Lynch went on to study natural sciences at Christ’s College, Cambridge university, and later completed a PhD in signal processing, specialising in a technique used in fields such as mobile communications to separate the signal from the noise in digital data. By the late 1980s he had begun turning his expertise to entrepreneurial use with a series of start-ups, beginning with one that designed a device used to sample music.

He founded Autonomy in 1996 just as an explosion of digital data was starting to engulf companies and other large organisations, presenting huge challenges in sorting through unstructured data, or information not held in easily searchable databases. The sale to HP confirmed Lynch’s success at carving out a globally recognised position in one of the most strategically important technologies of the time.

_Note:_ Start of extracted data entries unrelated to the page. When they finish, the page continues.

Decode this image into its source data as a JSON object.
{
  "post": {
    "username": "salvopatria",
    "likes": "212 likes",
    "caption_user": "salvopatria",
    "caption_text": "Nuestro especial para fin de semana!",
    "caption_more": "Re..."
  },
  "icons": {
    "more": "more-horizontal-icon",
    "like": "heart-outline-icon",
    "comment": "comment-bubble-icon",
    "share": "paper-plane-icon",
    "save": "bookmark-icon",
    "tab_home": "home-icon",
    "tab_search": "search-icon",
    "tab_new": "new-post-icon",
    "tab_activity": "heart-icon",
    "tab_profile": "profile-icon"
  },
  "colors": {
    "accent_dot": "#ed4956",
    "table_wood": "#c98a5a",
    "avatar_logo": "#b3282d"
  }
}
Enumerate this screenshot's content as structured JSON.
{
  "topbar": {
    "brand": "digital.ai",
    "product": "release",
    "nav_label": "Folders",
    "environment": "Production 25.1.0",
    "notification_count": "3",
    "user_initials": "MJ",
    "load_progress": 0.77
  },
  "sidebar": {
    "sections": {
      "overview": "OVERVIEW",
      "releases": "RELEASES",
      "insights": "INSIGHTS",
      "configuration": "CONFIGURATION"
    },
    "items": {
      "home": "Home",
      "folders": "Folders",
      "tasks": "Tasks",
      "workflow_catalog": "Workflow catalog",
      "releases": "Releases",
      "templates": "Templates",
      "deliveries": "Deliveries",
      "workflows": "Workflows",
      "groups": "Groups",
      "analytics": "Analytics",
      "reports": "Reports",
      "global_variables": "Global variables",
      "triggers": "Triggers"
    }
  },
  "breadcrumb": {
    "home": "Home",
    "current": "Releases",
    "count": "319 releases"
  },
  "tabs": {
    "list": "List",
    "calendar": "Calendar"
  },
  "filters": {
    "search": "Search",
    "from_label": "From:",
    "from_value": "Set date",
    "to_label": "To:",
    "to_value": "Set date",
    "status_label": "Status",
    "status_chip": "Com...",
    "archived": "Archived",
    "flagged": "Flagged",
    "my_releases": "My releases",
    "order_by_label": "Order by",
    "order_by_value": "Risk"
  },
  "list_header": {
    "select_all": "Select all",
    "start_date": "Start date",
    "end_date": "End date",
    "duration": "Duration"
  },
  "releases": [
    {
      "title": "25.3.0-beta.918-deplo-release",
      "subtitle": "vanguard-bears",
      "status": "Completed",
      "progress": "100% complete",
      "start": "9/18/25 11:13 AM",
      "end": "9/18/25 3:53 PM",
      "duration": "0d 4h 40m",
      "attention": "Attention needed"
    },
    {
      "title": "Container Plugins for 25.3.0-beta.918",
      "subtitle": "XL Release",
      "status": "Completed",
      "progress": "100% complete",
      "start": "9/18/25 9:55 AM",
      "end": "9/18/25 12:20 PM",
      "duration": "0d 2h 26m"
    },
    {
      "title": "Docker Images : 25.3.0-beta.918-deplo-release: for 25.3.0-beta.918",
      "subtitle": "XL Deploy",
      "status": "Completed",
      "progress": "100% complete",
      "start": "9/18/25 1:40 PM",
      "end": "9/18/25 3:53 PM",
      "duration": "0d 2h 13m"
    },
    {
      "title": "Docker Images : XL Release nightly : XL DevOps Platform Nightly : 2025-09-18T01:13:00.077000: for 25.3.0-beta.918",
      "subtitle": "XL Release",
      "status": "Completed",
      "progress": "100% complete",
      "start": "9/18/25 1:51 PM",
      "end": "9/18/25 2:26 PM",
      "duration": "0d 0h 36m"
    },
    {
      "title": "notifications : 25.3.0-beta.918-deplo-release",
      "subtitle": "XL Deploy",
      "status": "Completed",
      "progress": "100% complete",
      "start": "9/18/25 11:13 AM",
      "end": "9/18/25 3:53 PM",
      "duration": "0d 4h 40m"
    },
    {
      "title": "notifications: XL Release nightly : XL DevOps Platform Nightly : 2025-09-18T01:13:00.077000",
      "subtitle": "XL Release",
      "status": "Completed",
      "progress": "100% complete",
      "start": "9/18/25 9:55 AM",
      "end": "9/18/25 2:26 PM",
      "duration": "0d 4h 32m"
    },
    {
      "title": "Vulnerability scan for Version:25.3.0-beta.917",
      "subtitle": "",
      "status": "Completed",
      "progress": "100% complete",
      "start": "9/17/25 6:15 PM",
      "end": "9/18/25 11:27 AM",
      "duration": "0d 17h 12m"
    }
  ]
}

However, HP boss Meg Whitman accused Autonomy’s leaders of having falsely inflated the company’s revenues in the years before the sale through tricks such as “round trip” deals, where Autonomy paid customers in return for them buying its software. Lynch threw himself into his defence in the years that followed, turning the battle into a personal vendetta against Whitman, who he accused of inventing the fraud claim to cover up her own mismanagement of the foundering US tech company.

Autonomy’s former chief financial officer Sushovan Hussain was convicted of fraud over the Autonomy sale in the US in 2019 and HP won a civil fraud claim against Lynch in the UK in 2022. Despite these successes, US prosecutors stumbled when trying to prove that Lynch, as the company’s chief executive, was criminally responsible for the alleged fraud.

Mike Lynch, former chief executive officer of Autonomy, arriving at federal court in San Francisco, California, US, in March 2024
Mike Lynch, former chief executive officer of Autonomy, arriving at federal court in San Francisco, California, US, in March 2024 © Loren Elliott/Bloomberg

The jury was presented with two very different versions of the software boss. Prosecutors painted him as a domineering micromanager, while the defence depicted him as a big-picture tech strategist who did not pay attention to the complex accounting issues at the heart of the fraud claims.

“I’m not an accountant . . . and I’m not a salesperson,” Lynch said, successfully persuading the jury that he was not familiar with the convoluted financial dealings presented in court. “I’ve sat and watched a parade of witnesses that I’ve never met . . . and a series of transactions I had no involvement in, and not much else.”

Though he was ultimately cleared, the indictment in the US cast a long shadow over Lynch’s career. Along with a personal fortune — he reaped more than $800mn from his stake in the company — Autonomy had earlier provided him with a platform to champion the cause of tech start-ups and take a prominent role in public life.

Lynch served as a non-executive director of the BBC and a member of then prime minister David Cameron’s council for science and technology, where he advised on the importance of the coming wave of artificial intelligence. He was granted an OBE in 2006 for services to enterprise.

After charges were brought in the US in 2018, he stepped back from many of his public roles. However, he continued to make investments through Invoke Capital, the venture capital firm he set up after the sale to HP.

Recently, in his first public comments since the trial, Lynch told The Sunday Times that he wanted to provide support for people who had been wrongly convicted of crimes, and to fight against what he believed was the injustice of extraditions such as the one that had forced him to face trial in the US.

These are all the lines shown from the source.